1 track contains ~1000sectors * 512B = 512KB.
Throughput: 512KB/9.1ms = 55MB/s.
Lesson: Avoid random access. Try to do long sequential reads.
But how?
If your system reads/writes entire big files, lay them out contiguously on disk. Hard to achieve in practice!
If your system reads lots of small pieces of data, group them.
Caching
Already saw in DNS. Common performance-enhancement for systems.
How do we measure how well it works?
Average access time: Hit_time * hit_rate + miss_time * miss_rate.
Want high hit rate. How do we know what to put in the cache?
Can't keep everything.
So really: How do we know what to *evict* from the cache?
Popular eviction policy: Least-recently used.
Evict data that was used the least recently.

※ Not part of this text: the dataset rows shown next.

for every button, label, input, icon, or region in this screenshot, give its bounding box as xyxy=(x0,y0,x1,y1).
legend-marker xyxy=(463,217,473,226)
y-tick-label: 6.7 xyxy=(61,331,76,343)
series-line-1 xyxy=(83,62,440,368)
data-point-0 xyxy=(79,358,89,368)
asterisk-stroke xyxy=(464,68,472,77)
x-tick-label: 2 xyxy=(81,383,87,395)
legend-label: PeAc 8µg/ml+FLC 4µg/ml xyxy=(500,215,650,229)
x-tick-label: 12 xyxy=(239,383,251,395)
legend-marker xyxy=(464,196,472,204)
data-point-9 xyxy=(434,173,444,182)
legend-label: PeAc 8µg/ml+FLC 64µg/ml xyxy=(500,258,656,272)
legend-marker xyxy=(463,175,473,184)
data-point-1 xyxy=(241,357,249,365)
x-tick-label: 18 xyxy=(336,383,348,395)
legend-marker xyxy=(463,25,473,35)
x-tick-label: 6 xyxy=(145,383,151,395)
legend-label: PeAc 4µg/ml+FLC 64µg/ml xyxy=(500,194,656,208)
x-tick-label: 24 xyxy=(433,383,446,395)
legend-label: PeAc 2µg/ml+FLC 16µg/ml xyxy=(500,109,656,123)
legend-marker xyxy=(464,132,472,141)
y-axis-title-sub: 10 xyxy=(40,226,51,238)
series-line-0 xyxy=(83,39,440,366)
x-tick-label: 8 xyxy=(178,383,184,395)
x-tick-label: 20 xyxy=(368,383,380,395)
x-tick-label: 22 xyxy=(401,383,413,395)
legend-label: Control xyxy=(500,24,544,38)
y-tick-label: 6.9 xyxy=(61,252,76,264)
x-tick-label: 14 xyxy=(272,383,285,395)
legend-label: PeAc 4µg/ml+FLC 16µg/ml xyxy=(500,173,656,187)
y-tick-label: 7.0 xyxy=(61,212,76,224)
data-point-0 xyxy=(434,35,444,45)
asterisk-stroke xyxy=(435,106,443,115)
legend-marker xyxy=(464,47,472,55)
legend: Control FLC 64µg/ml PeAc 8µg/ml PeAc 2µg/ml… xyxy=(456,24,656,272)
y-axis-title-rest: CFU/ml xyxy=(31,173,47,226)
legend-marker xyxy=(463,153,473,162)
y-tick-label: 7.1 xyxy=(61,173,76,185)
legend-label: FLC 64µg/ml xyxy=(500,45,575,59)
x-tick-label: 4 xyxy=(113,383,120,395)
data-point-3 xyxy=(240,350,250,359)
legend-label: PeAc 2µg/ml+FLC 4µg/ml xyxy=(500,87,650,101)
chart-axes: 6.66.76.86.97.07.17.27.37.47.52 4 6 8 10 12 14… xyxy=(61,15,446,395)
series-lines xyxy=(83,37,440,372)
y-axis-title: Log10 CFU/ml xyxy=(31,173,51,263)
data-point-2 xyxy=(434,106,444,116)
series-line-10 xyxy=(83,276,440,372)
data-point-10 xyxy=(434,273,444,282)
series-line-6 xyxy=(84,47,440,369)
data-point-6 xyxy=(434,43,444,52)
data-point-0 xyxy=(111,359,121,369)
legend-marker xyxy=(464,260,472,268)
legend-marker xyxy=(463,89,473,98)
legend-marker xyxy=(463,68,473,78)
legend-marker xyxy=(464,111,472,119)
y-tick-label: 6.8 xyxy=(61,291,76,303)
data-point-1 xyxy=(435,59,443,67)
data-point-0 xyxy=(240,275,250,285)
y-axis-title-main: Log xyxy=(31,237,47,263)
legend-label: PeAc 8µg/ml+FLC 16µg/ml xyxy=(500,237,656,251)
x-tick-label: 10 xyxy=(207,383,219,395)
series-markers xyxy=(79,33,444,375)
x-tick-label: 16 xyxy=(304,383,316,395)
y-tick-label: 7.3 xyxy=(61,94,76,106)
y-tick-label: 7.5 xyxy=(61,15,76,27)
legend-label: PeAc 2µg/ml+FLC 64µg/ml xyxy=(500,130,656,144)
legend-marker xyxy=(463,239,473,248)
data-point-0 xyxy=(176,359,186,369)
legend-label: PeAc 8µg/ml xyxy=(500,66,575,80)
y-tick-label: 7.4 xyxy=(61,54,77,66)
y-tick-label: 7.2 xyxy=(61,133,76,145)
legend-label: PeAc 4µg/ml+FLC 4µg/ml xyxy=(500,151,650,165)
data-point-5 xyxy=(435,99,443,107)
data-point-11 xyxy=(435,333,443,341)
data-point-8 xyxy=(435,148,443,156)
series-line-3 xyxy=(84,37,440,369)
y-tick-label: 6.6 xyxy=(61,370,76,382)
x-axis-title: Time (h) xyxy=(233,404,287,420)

Works well for popular data.
Bad for sequential access (think: Sequentially accessing a dataset that is larger than the cache).
Caching is good when:
All data fits in the cache.
There is locality, temporal or spatial.
Caching is bad for:
Writes (writes have to go to cache and disk; cache needs to be consistent, but disk is non-volatile).

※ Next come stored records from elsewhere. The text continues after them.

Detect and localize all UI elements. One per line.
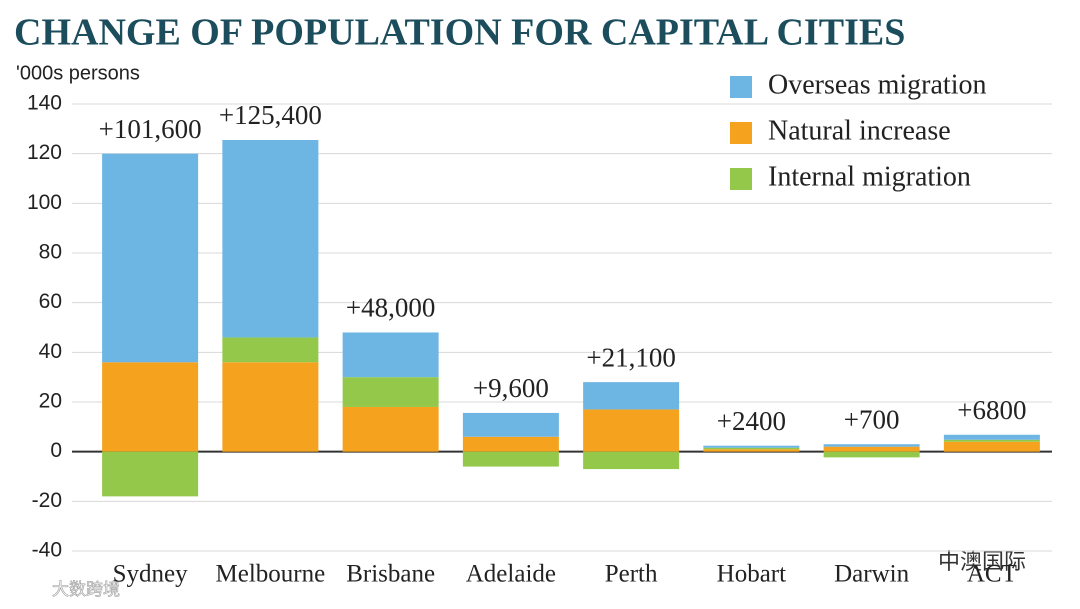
y-tick-label: 120: [27, 141, 62, 164]
chart-title: CHANGE OF POPULATION FOR CAPITAL CITIES: [14, 12, 905, 54]
x-tick-label: Hobart: [717, 561, 786, 588]
bar-segment: [462, 451, 559, 467]
x-tick-label: Brisbane: [346, 561, 435, 588]
x-tick-label: Perth: [605, 561, 658, 588]
bar-segment: [943, 441, 1040, 452]
y-tick-label: 20: [39, 390, 62, 413]
bar-segment: [102, 153, 199, 363]
bar-segment: [943, 434, 1040, 440]
legend-label: Internal migration: [768, 161, 971, 192]
total-label: +101,600: [99, 114, 202, 144]
bar-segment: [823, 446, 920, 452]
y-tick-label: 60: [39, 290, 62, 313]
bar-segment: [703, 447, 800, 450]
y-tick-label: 100: [27, 191, 62, 214]
x-tick-label: Sydney: [113, 561, 189, 588]
bar-segment: [342, 332, 439, 378]
watermark: 中澳国际: [938, 550, 1026, 575]
bar-segment: [583, 382, 680, 410]
bar-segment: [222, 337, 319, 363]
bar-segment: [462, 412, 559, 437]
bar-segment: [583, 451, 680, 470]
y-axis-label: '000s persons: [16, 62, 140, 84]
y-tick-label: 140: [27, 92, 62, 115]
legend-swatch: [730, 122, 752, 144]
bar-segment: [102, 362, 199, 452]
x-tick-label: ACT: [967, 561, 1017, 588]
bar-segment: [222, 140, 319, 338]
y-tick-label: 80: [39, 241, 62, 264]
bar-segment: [823, 444, 920, 447]
x-tick-label: Adelaide: [466, 561, 556, 588]
x-tick-label: Darwin: [834, 561, 909, 588]
watermark: 大数跨境: [52, 580, 120, 600]
bar-segment: [703, 449, 800, 452]
bar-segment: [102, 451, 199, 497]
y-tick-label: 40: [39, 340, 62, 363]
y-tick-label: -40: [32, 539, 62, 562]
bar-segment: [222, 362, 319, 452]
legend-label: Natural increase: [768, 115, 951, 146]
bar-segment: [462, 436, 559, 452]
bar-segment: [703, 445, 800, 448]
legend-swatch: [730, 168, 752, 190]
bar-segment: [342, 377, 439, 407]
total-label: +48,000: [346, 293, 435, 323]
total-label: +6800: [957, 395, 1026, 425]
y-tick-label: -20: [32, 489, 62, 512]
bar-segment: [943, 439, 1040, 442]
total-label: +700: [844, 404, 900, 434]
total-label: +9,600: [473, 373, 549, 403]
legend-label: Overseas migration: [768, 69, 987, 100]
bar-segment: [823, 451, 920, 458]
legend-swatch: [730, 76, 752, 98]
total-label: +2400: [717, 406, 786, 436]
bar-segment: [583, 409, 680, 452]
bar-segment: [342, 406, 439, 452]
total-label: +21,100: [586, 342, 675, 372]
x-tick-label: Melbourne: [216, 561, 326, 588]
total-label: +125,400: [219, 100, 322, 130]
y-tick-label: 0: [50, 439, 62, 462]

Moral: To build a good cache, need to understand access patterns
Like disk performance: To relax disk as bottleneck, needed to understand details of how it works
Concurrency/Scheduling
Suppose server alternates between CPU and disk:
CPU: --A-- --B-- --C--
Disk: --A-- --B-- --C--
Apply concurrency, can get:
CPU: --A----B----C-- ...
Disk: --A----B-- ..
This is a scheduling problem: Different orders of execution can lead to different performance.
Example:
5 concurrent threads issue concurrent reads to sectors 71, 10, 92, 45, and 29.
Naive algorithm: Seek to each sector in turn.
Better algorithm: Sort by track and perform reads in order. Gets even higher throughput as load increases.
Drawback: It's unfair.
No one right answer to scheduling. Tradeoff between performance and fairness.
Parallelism
Goal: Have multiple disks, want to access them in parallel.
Problem: How do we divide data across the disks?
Depends on bottleneck:
Case 1: Many requests for many small files. Limited by disk seeks. Put each file on a single disk, and allow multiple disks to seek multiple records in parallel.
Case 2: Few large reads. Limited by sequential throughput. Stripe files across disks.
Another case: Parallelism across many computers.
Problem: How do we deal with machine failures?
(One) Solution: Go to recitation tomorrow!
Summary
We can't magically apply any of the previous techniques. Have to understand what goes on underneath.
Batching: How disk access works.
Caching: What is the access pattern?
Scheduling/concurrency: How disk access works, how system is being used (the workload).
Parallelism: What is the workload?
Techniques apply to multiple types of hardware.
E.g., caching is useful regardless of whether you have HDD or SSD.